Firstly, a properly trained teacher is fully conversant with the various theories about how children learn; he or she understands that you can’t just stand at the front and bark orders, that you need to engage children in “active” learning where they are doing things that assist with their learning. A well-trained teacher knows how to assess their pupils lesson by lesson, and use their assessments to shape further lessons, building upon a child’s strengths and tackling their weaknesses.
I know I wouldn’t be nearly as effective as a teacher had I not been trained. My training has equipped me to deal with both the academic rigours of my subject, and managing hundreds of children over the course of my career. It’s enabled me to draw on a variety of techniques and approaches so that I feel I can constantly innovate and improve myteaching.
A well-trained teacher understands how to nurture good behaviour; they know how to set clear boundaries and understand the complexities of children with special educational needs who may be struggling. They are also specialists in subjects.

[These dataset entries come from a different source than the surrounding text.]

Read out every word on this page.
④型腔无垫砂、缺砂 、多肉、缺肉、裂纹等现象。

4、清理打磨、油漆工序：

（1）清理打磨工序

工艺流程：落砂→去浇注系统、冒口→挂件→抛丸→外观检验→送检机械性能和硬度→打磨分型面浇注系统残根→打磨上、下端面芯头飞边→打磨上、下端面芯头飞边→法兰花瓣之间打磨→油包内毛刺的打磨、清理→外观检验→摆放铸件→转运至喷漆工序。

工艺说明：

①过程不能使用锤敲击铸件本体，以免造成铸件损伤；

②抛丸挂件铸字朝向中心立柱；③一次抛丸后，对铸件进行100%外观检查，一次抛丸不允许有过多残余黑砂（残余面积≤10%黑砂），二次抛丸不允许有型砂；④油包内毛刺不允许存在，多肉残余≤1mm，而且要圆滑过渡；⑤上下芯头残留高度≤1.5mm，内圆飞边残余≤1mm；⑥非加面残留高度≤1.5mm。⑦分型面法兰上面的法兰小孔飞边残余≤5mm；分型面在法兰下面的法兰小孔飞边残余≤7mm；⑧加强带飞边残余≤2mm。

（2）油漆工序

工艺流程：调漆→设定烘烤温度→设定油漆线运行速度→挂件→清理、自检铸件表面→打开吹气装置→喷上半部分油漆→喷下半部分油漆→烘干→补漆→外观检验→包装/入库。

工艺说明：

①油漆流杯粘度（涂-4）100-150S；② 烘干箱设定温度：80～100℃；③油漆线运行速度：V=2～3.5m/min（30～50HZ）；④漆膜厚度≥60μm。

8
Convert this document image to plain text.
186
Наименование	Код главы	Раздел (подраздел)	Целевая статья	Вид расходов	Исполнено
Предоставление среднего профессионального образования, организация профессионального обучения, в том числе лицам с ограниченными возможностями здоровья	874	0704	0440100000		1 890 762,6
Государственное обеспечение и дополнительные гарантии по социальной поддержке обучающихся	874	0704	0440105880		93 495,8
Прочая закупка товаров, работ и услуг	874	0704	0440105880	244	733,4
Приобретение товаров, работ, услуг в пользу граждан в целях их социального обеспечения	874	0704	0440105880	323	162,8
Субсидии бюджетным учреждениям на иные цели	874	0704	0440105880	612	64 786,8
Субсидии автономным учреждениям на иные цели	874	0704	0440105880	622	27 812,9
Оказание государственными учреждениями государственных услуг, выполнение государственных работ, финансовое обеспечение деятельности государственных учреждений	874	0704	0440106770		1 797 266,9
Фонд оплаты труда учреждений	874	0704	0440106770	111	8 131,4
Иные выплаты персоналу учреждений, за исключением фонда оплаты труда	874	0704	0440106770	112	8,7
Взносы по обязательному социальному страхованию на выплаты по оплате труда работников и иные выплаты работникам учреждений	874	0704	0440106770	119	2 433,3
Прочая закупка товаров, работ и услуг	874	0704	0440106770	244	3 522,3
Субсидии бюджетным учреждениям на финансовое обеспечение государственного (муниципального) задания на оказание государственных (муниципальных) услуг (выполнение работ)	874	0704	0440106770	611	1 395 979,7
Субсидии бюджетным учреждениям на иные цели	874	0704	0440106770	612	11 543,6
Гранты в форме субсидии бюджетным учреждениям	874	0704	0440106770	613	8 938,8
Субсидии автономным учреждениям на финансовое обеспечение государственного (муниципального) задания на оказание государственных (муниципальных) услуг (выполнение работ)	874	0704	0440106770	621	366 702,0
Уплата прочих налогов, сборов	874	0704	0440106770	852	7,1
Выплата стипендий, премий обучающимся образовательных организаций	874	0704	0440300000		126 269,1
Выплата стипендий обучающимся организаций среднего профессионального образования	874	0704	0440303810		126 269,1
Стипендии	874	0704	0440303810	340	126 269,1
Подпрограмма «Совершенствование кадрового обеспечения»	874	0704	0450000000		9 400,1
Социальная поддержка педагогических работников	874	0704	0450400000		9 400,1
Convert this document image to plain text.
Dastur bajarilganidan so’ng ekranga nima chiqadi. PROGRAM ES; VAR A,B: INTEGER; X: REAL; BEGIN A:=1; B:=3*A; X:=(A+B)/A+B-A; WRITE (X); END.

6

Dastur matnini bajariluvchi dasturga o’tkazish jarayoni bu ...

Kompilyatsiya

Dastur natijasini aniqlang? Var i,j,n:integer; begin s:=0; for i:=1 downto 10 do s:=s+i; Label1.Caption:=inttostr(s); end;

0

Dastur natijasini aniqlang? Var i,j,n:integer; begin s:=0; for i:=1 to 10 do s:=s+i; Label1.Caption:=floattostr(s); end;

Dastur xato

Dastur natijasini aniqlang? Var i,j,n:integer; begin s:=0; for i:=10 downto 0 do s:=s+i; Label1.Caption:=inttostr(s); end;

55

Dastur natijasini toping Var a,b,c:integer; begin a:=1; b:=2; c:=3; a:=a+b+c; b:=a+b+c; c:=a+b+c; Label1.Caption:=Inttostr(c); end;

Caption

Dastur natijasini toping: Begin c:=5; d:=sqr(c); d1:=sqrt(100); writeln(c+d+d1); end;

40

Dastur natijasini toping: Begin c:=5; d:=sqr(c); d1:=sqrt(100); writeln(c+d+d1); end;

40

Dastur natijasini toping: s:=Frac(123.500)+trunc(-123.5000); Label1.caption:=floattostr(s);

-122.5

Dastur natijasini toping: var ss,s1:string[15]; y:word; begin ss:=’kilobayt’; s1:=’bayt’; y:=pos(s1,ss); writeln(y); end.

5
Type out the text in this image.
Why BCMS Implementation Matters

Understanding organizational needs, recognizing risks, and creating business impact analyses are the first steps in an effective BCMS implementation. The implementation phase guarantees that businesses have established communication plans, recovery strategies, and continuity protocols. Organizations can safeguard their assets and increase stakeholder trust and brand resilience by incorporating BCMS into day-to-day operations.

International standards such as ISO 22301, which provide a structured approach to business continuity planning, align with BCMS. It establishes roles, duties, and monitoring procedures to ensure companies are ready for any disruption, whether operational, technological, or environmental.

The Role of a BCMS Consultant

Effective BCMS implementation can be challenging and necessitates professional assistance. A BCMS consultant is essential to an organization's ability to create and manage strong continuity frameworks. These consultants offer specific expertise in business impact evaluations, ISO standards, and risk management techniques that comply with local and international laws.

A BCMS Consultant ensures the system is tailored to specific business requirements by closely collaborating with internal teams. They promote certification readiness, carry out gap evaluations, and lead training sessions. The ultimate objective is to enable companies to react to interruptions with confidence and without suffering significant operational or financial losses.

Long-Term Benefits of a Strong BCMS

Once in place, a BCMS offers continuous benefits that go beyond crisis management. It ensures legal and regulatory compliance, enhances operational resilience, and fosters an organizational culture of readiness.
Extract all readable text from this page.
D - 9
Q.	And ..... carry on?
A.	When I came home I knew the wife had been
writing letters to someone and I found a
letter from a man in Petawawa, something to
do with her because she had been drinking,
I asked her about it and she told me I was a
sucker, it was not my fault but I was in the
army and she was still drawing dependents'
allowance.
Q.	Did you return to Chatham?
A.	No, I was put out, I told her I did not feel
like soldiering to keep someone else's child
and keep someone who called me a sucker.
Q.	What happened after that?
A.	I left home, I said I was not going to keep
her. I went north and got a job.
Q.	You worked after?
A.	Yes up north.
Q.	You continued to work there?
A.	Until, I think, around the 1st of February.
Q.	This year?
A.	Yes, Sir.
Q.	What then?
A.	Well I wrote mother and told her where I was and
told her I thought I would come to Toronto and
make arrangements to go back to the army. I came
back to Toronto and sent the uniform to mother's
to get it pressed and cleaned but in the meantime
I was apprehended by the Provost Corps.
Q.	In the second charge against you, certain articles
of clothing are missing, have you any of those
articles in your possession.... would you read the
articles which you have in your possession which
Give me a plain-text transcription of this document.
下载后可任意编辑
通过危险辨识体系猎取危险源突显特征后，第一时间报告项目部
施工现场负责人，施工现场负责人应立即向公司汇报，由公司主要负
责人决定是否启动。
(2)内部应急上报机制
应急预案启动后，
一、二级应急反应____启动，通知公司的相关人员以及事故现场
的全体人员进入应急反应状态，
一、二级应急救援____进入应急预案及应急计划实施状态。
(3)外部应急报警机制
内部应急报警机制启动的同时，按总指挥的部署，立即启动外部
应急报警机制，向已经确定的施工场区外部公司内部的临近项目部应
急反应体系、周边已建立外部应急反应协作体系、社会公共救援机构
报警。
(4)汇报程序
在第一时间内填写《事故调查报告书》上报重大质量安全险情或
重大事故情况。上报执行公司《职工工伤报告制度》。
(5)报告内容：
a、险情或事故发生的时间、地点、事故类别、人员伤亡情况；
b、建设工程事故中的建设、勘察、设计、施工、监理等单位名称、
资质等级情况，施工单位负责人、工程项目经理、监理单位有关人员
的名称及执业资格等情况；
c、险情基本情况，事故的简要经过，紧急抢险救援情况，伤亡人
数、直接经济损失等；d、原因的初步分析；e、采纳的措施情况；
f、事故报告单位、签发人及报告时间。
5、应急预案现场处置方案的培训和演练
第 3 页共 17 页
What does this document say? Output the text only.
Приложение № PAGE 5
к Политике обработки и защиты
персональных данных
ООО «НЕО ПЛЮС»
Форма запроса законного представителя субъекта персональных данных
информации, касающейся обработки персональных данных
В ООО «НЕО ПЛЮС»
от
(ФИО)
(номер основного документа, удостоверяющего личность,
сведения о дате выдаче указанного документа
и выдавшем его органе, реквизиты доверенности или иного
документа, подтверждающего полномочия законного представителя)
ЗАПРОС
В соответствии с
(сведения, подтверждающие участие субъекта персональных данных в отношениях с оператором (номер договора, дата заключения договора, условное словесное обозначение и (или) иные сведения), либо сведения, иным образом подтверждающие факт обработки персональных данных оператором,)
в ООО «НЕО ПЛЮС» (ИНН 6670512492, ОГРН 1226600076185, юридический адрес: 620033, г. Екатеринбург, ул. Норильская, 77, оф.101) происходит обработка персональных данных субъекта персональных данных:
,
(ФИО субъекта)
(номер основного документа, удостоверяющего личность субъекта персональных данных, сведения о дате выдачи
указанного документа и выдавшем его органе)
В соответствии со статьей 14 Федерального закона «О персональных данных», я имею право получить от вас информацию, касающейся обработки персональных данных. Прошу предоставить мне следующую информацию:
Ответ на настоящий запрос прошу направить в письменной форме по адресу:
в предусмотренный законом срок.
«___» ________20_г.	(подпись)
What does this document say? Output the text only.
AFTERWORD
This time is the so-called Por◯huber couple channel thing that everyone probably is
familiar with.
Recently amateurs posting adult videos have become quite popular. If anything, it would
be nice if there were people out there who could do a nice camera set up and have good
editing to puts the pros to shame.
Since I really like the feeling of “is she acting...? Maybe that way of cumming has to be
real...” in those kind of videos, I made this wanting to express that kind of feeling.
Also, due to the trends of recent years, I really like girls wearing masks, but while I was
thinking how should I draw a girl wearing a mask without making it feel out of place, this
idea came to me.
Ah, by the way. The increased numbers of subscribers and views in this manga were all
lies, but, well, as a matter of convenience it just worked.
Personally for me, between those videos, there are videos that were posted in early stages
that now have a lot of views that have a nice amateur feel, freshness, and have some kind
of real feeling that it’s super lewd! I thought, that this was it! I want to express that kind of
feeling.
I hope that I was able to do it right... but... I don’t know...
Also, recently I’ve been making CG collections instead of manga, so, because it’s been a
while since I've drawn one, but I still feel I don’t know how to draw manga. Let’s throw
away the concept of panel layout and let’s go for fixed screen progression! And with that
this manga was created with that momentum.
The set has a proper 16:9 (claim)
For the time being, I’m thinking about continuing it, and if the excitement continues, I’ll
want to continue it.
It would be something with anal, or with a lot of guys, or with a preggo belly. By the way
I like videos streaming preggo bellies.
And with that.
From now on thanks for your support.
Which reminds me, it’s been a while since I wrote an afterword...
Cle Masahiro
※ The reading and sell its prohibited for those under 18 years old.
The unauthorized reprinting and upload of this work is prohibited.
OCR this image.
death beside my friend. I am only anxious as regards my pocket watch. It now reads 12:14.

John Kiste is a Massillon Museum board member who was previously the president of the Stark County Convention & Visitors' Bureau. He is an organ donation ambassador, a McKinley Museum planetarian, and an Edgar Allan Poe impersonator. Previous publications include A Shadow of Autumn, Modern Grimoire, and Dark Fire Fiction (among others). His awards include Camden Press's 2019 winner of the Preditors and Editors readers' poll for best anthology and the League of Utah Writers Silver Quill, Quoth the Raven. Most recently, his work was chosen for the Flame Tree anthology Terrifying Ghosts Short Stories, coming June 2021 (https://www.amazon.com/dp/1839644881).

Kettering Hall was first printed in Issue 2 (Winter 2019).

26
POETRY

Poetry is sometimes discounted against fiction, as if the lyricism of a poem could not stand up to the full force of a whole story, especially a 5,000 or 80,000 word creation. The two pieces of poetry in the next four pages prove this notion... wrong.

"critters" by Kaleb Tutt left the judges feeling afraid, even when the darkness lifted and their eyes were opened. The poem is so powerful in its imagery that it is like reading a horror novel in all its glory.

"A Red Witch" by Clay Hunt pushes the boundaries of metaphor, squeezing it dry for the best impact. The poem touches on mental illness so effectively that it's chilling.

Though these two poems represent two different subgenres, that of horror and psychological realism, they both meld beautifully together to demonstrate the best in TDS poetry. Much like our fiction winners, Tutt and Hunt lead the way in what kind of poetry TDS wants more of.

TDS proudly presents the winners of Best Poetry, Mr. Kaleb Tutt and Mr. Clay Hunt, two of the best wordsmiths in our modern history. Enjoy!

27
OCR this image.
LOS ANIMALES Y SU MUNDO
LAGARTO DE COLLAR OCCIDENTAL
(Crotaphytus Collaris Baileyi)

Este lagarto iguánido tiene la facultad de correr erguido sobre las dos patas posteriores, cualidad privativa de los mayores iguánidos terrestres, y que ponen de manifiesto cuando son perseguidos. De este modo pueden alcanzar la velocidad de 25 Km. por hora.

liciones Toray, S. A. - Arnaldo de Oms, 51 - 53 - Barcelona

Much research shows that the best teachers have been very well trained. Indeed, it is puzzling that Michael Gove should be instituting this policy when he himself has praised top-performing education systems such as Finland’s where teachers are intensively trained.
So why is he instituting this policy? I think there are two major reasons. First, he himself has admitted to disliking the “educational establishment”; he has a covert agenda to “de-professionalise” the profession. He wants to give the impression that anyone off the street can teach, that it is a “craft” – as opposed to an art or science – that can be learned on the job.
Second, he’s got his eye on setting up “for-profit” schools where companies can move into the sector and offer education at “cut price”. This is the equivalent of offering children “ready meals” instead of home-cooked food. If the Conservatives get a majority in the next election, I’ve no doubt this will happen.
It’s time the teaching profession spoke out collectively against this outrage; our children’s future is at stake.